FBI Investigating 130 Crypto-Related Cases, Agent Says
Since its beginnings, the virtual currencies industry has attracted some dark elements because cryptocurrencies offer a convenient and private payment method. Drug dealers, human traffickers, and other shady characters who operate via the “deep web” or “dark web” frequently use cryptocurrencies as a means of payment. The most popular virtual currencies for these illegal transactions are Bitcoin, Litecoin, and Dash.
Human Trafficking, Drugs, Kidnappings, and Ransomware
The Federal Bureau of Investigation (FBI) is working on 130 investigations involving cryptocurrencies, Bloomberg reports. Supervisory Special Agent Kyle Armstrong provided this information, speaking at the Crypto Evolved conference in New York on Wednesday. Armstrong heads the FBI’s virtual currency initiative.
According to Armstrong, these cryptocurrency-related crimes involve human trafficking, extortion, kidnapping cases, and ransomware attacks. Armstrong mentioned that virtual currency cases currently make up “a small sliver” of the thousands of cases the agency is investigating, but that the FBI has noticed a rise in criminal activity associated with cryptocurrency.
He mentioned that cryptocurrencies are also associated with illegal drug purchases, 10% of which worldwide, go through online marketplaces.

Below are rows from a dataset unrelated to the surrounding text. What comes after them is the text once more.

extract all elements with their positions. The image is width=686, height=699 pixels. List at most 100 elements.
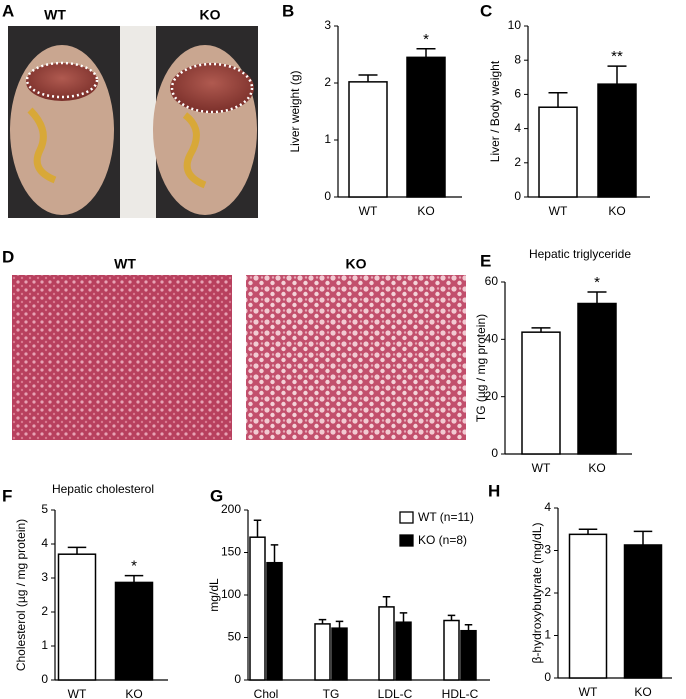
error-bar	[531, 327, 551, 333]
x-tick-label: KO	[417, 204, 434, 218]
y-tick-label: 4	[41, 536, 48, 550]
y-tick-label: 60	[485, 274, 499, 288]
y-tick-label: 1	[41, 638, 48, 652]
error-bar	[124, 574, 144, 583]
y-tick-label: 100	[221, 587, 241, 601]
error-bar	[587, 291, 607, 304]
y-tick-label: 0	[41, 672, 48, 686]
y-tick-label: 200	[221, 502, 241, 516]
bar	[378, 606, 395, 681]
error-bar	[318, 618, 327, 624]
y-tick-label: 10	[508, 18, 522, 32]
chart-title: Hepatic cholesterol	[52, 482, 154, 496]
x-tick-label: KO	[634, 685, 651, 699]
x-tick-label: KO	[125, 687, 142, 699]
x-tick-label: WT	[68, 687, 87, 699]
bar	[460, 629, 477, 681]
bar	[406, 56, 446, 198]
error-bar	[416, 48, 436, 58]
histology-ko	[246, 275, 466, 440]
y-tick-label: 50	[228, 630, 242, 644]
bar	[266, 561, 283, 681]
x-tick-label: LDL-C	[378, 687, 413, 699]
error-bar	[382, 595, 391, 607]
y-tick-label: 1	[324, 132, 331, 146]
x-tick-label: WT	[549, 204, 568, 218]
legend-swatch	[399, 511, 414, 524]
panel-label: B	[282, 1, 294, 20]
y-tick-label: 20	[485, 389, 499, 403]
panel-label: E	[480, 251, 491, 270]
x-tick-label: KO	[608, 204, 625, 218]
panel-label: G	[210, 486, 223, 505]
y-tick-label: 150	[221, 545, 241, 559]
error-bar	[399, 612, 408, 623]
error-bar	[270, 544, 279, 563]
y-axis-label: TG (µg / mg protein)	[474, 314, 488, 422]
y-tick-label: 0	[514, 189, 521, 203]
y-tick-label: 2	[514, 155, 521, 169]
significance: *	[131, 558, 137, 575]
bar	[314, 623, 331, 681]
y-axis-label: Liver / Body weight	[488, 60, 502, 162]
y-tick-label: 3	[544, 543, 551, 557]
y-tick-label: 0	[544, 670, 551, 684]
y-tick-label: 0	[491, 446, 498, 460]
y-axis-label: Cholesterol (µg / mg protein)	[14, 519, 28, 671]
y-tick-label: 4	[514, 121, 521, 135]
bar	[521, 331, 561, 455]
error-bar	[548, 91, 568, 108]
x-tick-label: WT	[579, 685, 598, 699]
bar	[348, 81, 388, 198]
y-tick-label: 4	[544, 500, 551, 514]
photo-label: WT	[114, 256, 136, 272]
bar	[597, 83, 637, 198]
x-tick-label: TG	[323, 687, 340, 699]
histology-wt	[12, 275, 232, 440]
error-bar	[335, 620, 344, 629]
bar	[331, 627, 348, 681]
significance: *	[423, 31, 429, 48]
chart-title: Hepatic triglyceride	[529, 247, 631, 261]
y-tick-label: 0	[324, 189, 331, 203]
panel-label: D	[2, 247, 14, 266]
y-tick-label: 6	[514, 87, 521, 101]
bar	[443, 619, 460, 681]
y-tick-label: 2	[544, 585, 551, 599]
y-tick-label: 3	[324, 18, 331, 32]
legend-label: KO (n=8)	[418, 533, 467, 547]
panel-label: H	[488, 481, 500, 500]
bar	[57, 553, 97, 681]
panel-label: F	[2, 486, 12, 505]
photo-label: KO	[346, 256, 367, 272]
photo-label: WT	[44, 7, 66, 23]
y-tick-label: 3	[41, 570, 48, 584]
error-bar	[358, 74, 378, 82]
y-axis-label: mg/dL	[207, 578, 221, 612]
photo-label: KO	[200, 7, 221, 23]
bar	[568, 533, 608, 679]
error-bar	[578, 528, 598, 535]
panel-label: C	[480, 1, 492, 20]
bar	[249, 536, 266, 681]
photo-a	[8, 26, 258, 218]
bar	[538, 106, 578, 198]
bar	[395, 621, 412, 681]
bar	[623, 544, 663, 679]
x-tick-label: HDL-C	[442, 687, 479, 699]
bar	[577, 302, 617, 455]
y-tick-label: 40	[485, 332, 499, 346]
y-tick-label: 8	[514, 52, 521, 66]
y-axis-label: β-hydroxybutyrate (mg/dL)	[530, 523, 544, 664]
y-tick-label: 2	[324, 75, 331, 89]
y-tick-label: 5	[41, 502, 48, 516]
error-bar	[67, 546, 87, 555]
significance: *	[594, 274, 600, 291]
error-bar	[464, 624, 473, 631]
x-tick-label: Chol	[254, 687, 279, 699]
y-tick-label: 1	[544, 628, 551, 642]
y-tick-label: 2	[41, 604, 48, 618]
bar	[114, 581, 154, 681]
error-bar	[607, 65, 627, 85]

The agency links the dark web with the rise in opioid abuse and is thus focusing significant attention on this arena.
In terms of investigating virtual currency crime, Armstrong stated that the anonymous nature of cryptocurrency transactions can complicate legal investigations. However, he said, blockchain technology also makes transactions easier to trace than cash.

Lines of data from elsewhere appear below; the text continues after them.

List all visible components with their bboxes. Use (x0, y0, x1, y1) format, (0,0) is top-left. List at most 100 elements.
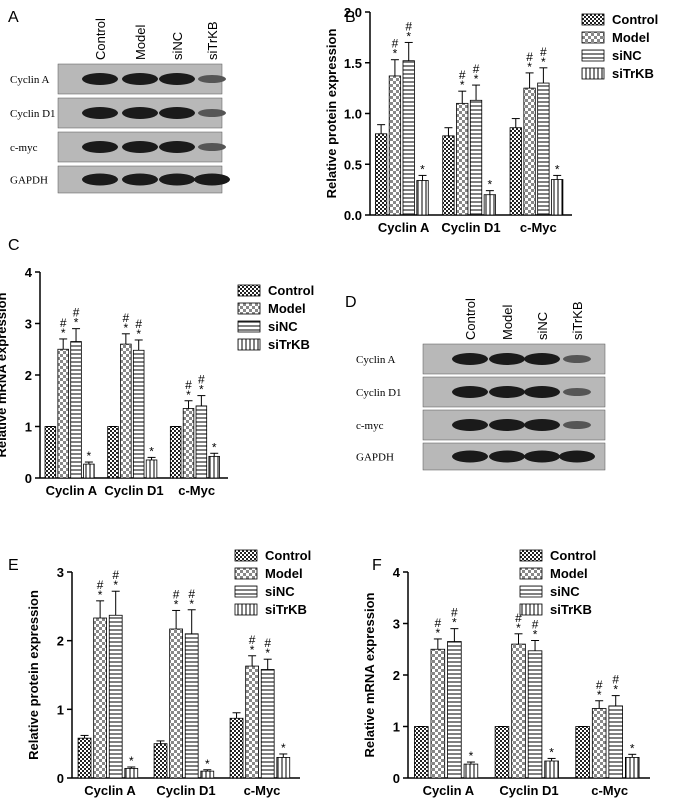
blot-band (452, 450, 488, 463)
legend-label: siNC (265, 584, 295, 599)
bar (120, 343, 132, 479)
legend-label: siNC (268, 319, 298, 334)
bar (107, 426, 119, 479)
bar (591, 708, 607, 779)
bar (416, 180, 429, 216)
significance-mark: # (473, 62, 480, 76)
legend-label: siNC (612, 48, 642, 63)
blot-column-label: siNC (535, 312, 550, 340)
x-tick-label: Cyclin D1 (499, 783, 558, 798)
significance-mark: * (541, 55, 546, 69)
significance-mark: * (630, 741, 635, 755)
legend-label: Control (265, 548, 311, 563)
blot-band (82, 141, 118, 153)
significance-mark: * (186, 388, 191, 402)
legend-swatch (237, 284, 261, 297)
bar (245, 665, 259, 779)
bar (523, 87, 536, 216)
significance-mark: # (249, 633, 256, 647)
bar (132, 349, 145, 479)
blot-row-label: Cyclin D1 (10, 108, 56, 120)
significance-mark: * (199, 383, 204, 397)
significance-mark: * (250, 643, 255, 657)
blot-band (122, 173, 158, 186)
legend-swatch (519, 585, 543, 598)
legend-swatch (237, 320, 261, 333)
bar (469, 99, 483, 216)
significance-mark: * (212, 440, 217, 454)
significance-mark: # (459, 68, 466, 82)
bar (544, 760, 559, 779)
bar (447, 641, 462, 779)
bar (456, 102, 469, 216)
significance-mark: # (185, 378, 192, 392)
blot-band (524, 386, 560, 398)
y-axis-label: Relative mRNA expression (0, 292, 9, 457)
bar (208, 455, 220, 479)
significance-mark: * (129, 754, 134, 768)
y-tick-label: 0.0 (344, 208, 362, 223)
legend-swatch (519, 549, 543, 562)
blot-band (198, 75, 226, 83)
legend-label: siNC (550, 584, 580, 599)
y-axis-label: Relative protein expression (324, 29, 339, 199)
bar (483, 194, 496, 216)
y-tick-label: 0 (25, 471, 32, 486)
bar (537, 82, 550, 216)
legend-swatch (234, 549, 258, 562)
bar (83, 463, 95, 479)
bar (145, 459, 158, 479)
blot-row-label: Cyclin A (10, 74, 49, 86)
y-tick-label: 4 (25, 265, 33, 280)
x-tick-label: Cyclin A (423, 783, 475, 798)
x-tick-label: Cyclin A (84, 783, 136, 798)
blot-column-label: siTrKB (205, 21, 220, 60)
blot-column-label: Control (93, 18, 108, 60)
bar (509, 127, 522, 216)
bar (575, 726, 590, 779)
significance-mark: # (596, 678, 603, 692)
bar (169, 628, 183, 779)
y-tick-label: 0.5 (344, 157, 362, 172)
bar (93, 617, 107, 779)
significance-mark: * (420, 162, 425, 176)
bar (414, 726, 429, 779)
significance-mark: * (74, 316, 79, 330)
significance-mark: * (174, 597, 179, 611)
bar (624, 757, 640, 779)
legend-label: Model (550, 566, 588, 581)
blot-band (82, 107, 118, 119)
legend-label: Model (265, 566, 303, 581)
y-tick-label: 2 (57, 634, 64, 649)
bar (200, 770, 215, 779)
significance-mark: * (136, 327, 141, 341)
bar (511, 643, 526, 779)
panel-label: D (345, 294, 357, 311)
blot-band (524, 419, 560, 431)
bar (402, 60, 415, 216)
bar (374, 133, 388, 216)
significance-mark: * (549, 745, 554, 759)
significance-mark: # (173, 587, 180, 601)
blot-column-label: Model (133, 24, 148, 60)
blot-column-label: Control (463, 298, 478, 340)
bar (608, 705, 623, 779)
bar (442, 135, 455, 216)
blot-band (198, 109, 226, 117)
significance-mark: * (460, 78, 465, 92)
y-tick-label: 0 (57, 771, 64, 786)
bar (108, 614, 123, 779)
legend-label: siTrKB (612, 66, 654, 81)
significance-mark: * (516, 621, 521, 635)
blot-band (82, 73, 118, 85)
blot-band (524, 353, 560, 365)
bar (527, 650, 543, 779)
x-tick-label: Cyclin D1 (104, 483, 163, 498)
x-tick-label: Cyclin D1 (156, 783, 215, 798)
significance-mark: # (532, 617, 539, 631)
significance-mark: # (451, 606, 458, 620)
bar (260, 669, 275, 779)
significance-mark: # (612, 673, 619, 687)
significance-mark: # (97, 578, 104, 592)
blot-band (198, 143, 226, 151)
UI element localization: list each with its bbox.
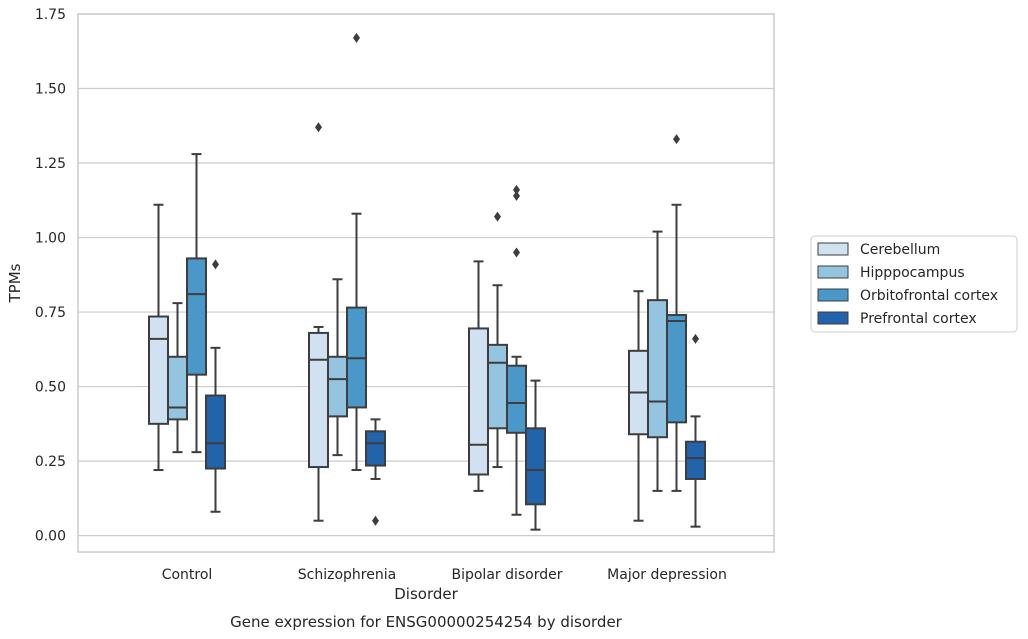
box bbox=[666, 134, 687, 492]
box bbox=[525, 379, 546, 531]
y-axis-label: TPMs bbox=[6, 263, 24, 303]
outlier-point bbox=[212, 259, 219, 270]
legend-item: Hipppocampus bbox=[817, 265, 965, 281]
box-group bbox=[148, 153, 226, 513]
legend-swatch bbox=[817, 311, 849, 325]
legend-label: Prefrontal cortex bbox=[860, 311, 977, 327]
outlier-point bbox=[372, 515, 379, 526]
legend-item: Cerebellum bbox=[817, 242, 940, 258]
box-iqr bbox=[647, 299, 668, 439]
outlier-point bbox=[692, 333, 699, 344]
outlier-point bbox=[673, 134, 680, 145]
box-group bbox=[468, 184, 546, 531]
box bbox=[685, 333, 706, 528]
box-iqr bbox=[487, 343, 508, 430]
legend-item: Orbitofrontal cortex bbox=[817, 288, 998, 304]
x-tick-labels: Control Schizophrenia Bipolar disorder Majo… bbox=[162, 567, 727, 583]
box-iqr bbox=[205, 394, 226, 470]
box-iqr bbox=[167, 355, 188, 421]
outlier-point bbox=[513, 247, 520, 258]
box-group bbox=[628, 134, 706, 528]
box-iqr bbox=[148, 315, 169, 425]
x-tick-label: Bipolar disorder bbox=[451, 567, 562, 583]
outlier-point bbox=[315, 122, 322, 133]
y-tick-label: 1.50 bbox=[35, 82, 66, 98]
box bbox=[205, 259, 226, 513]
x-axis-label: Disorder bbox=[394, 585, 458, 603]
legend-swatch bbox=[817, 265, 849, 279]
y-tick-label: 0.50 bbox=[35, 380, 66, 396]
legend-label: Orbitofrontal cortex bbox=[860, 288, 998, 304]
legend-label: Cerebellum bbox=[860, 242, 940, 258]
box bbox=[186, 153, 207, 454]
x-tick-label: Major depression bbox=[607, 567, 727, 583]
box-iqr bbox=[468, 327, 489, 476]
plot-background bbox=[78, 14, 774, 552]
outlier-point bbox=[494, 211, 501, 222]
box bbox=[365, 418, 386, 526]
box-iqr bbox=[365, 430, 386, 467]
box-iqr bbox=[666, 314, 687, 424]
y-tick-label: 1.25 bbox=[35, 156, 66, 172]
outlier-point bbox=[513, 190, 520, 201]
box-iqr bbox=[327, 355, 348, 418]
box bbox=[167, 302, 188, 454]
legend-item: Prefrontal cortex bbox=[817, 311, 977, 327]
chart-caption: Gene expression for ENSG00000254254 by d… bbox=[230, 613, 623, 631]
legend-swatch bbox=[817, 242, 849, 256]
legend-swatch bbox=[817, 288, 849, 302]
box-groups bbox=[148, 32, 706, 531]
box bbox=[346, 32, 367, 472]
box-iqr bbox=[685, 440, 706, 480]
legend-frame bbox=[810, 235, 1018, 333]
plot-frame bbox=[77, 13, 775, 553]
box-iqr bbox=[506, 364, 527, 434]
box-group bbox=[308, 32, 386, 526]
x-tick-label: Control bbox=[162, 567, 213, 583]
y-tick-label: 0.00 bbox=[35, 529, 66, 545]
outlier-point bbox=[513, 184, 520, 195]
y-tick-label: 0.25 bbox=[35, 454, 66, 470]
box-iqr bbox=[308, 331, 329, 469]
box-iqr bbox=[186, 257, 207, 376]
y-tick-labels: 0.00 0.25 0.50 0.75 1.00 1.25 1.50 1.75 bbox=[35, 7, 66, 545]
legend: Cerebellum Hipppocampus Orbitofrontal cort… bbox=[810, 235, 1018, 333]
box bbox=[506, 184, 527, 516]
y-tick-label: 0.75 bbox=[35, 305, 66, 321]
box-iqr bbox=[525, 427, 546, 506]
outlier-point bbox=[353, 32, 360, 43]
y-tick-label: 1.00 bbox=[35, 231, 66, 247]
y-tick-label: 1.75 bbox=[35, 7, 66, 23]
legend-label: Hipppocampus bbox=[860, 265, 965, 281]
x-tick-label: Schizophrenia bbox=[298, 567, 396, 583]
box bbox=[148, 203, 169, 472]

The FBI and Cryptocurrency Crime
The agency has been dealing with crypto-related crime for several years, though the virtual currency initiative is only three years old. In 2016, the FBI and the US Department of Justice arrested a man accused of stealing hundreds of thousands of dollars in Bitcoin. The 32-year-old later waived his right to an indictment and pleaded guilty at a Connecticut court on June 27, 2017, for charges of operating a deep web phishing scheme. He also pleaded guilty to money laundering and fraud.
The FBI had continuously investigated Richo’s illegal operations on the dark web since 2013, determining that he stole users’ log-in credentials through fake login pages and took Bitcoin from multiple dark web accounts. The investigators estimate that he stole an amount of $365,000 worth of Bitcoin.
In January, social media giant, Facebook, updated its ads policy, prohibiting advertisements that promote cryptocurrencies and ICOs. It later became clear that this decision was the result of FBI pressure. The same forces also pressured Google and Twitter to introduce the same ban. Google gave in and announced the ban in March, and the policy came into effect in June 2018. Despite FBI claims that they were trying to prevent ICO-related scams, the public has had overwhelming criticism for the companies acquiescing to FBI pressure.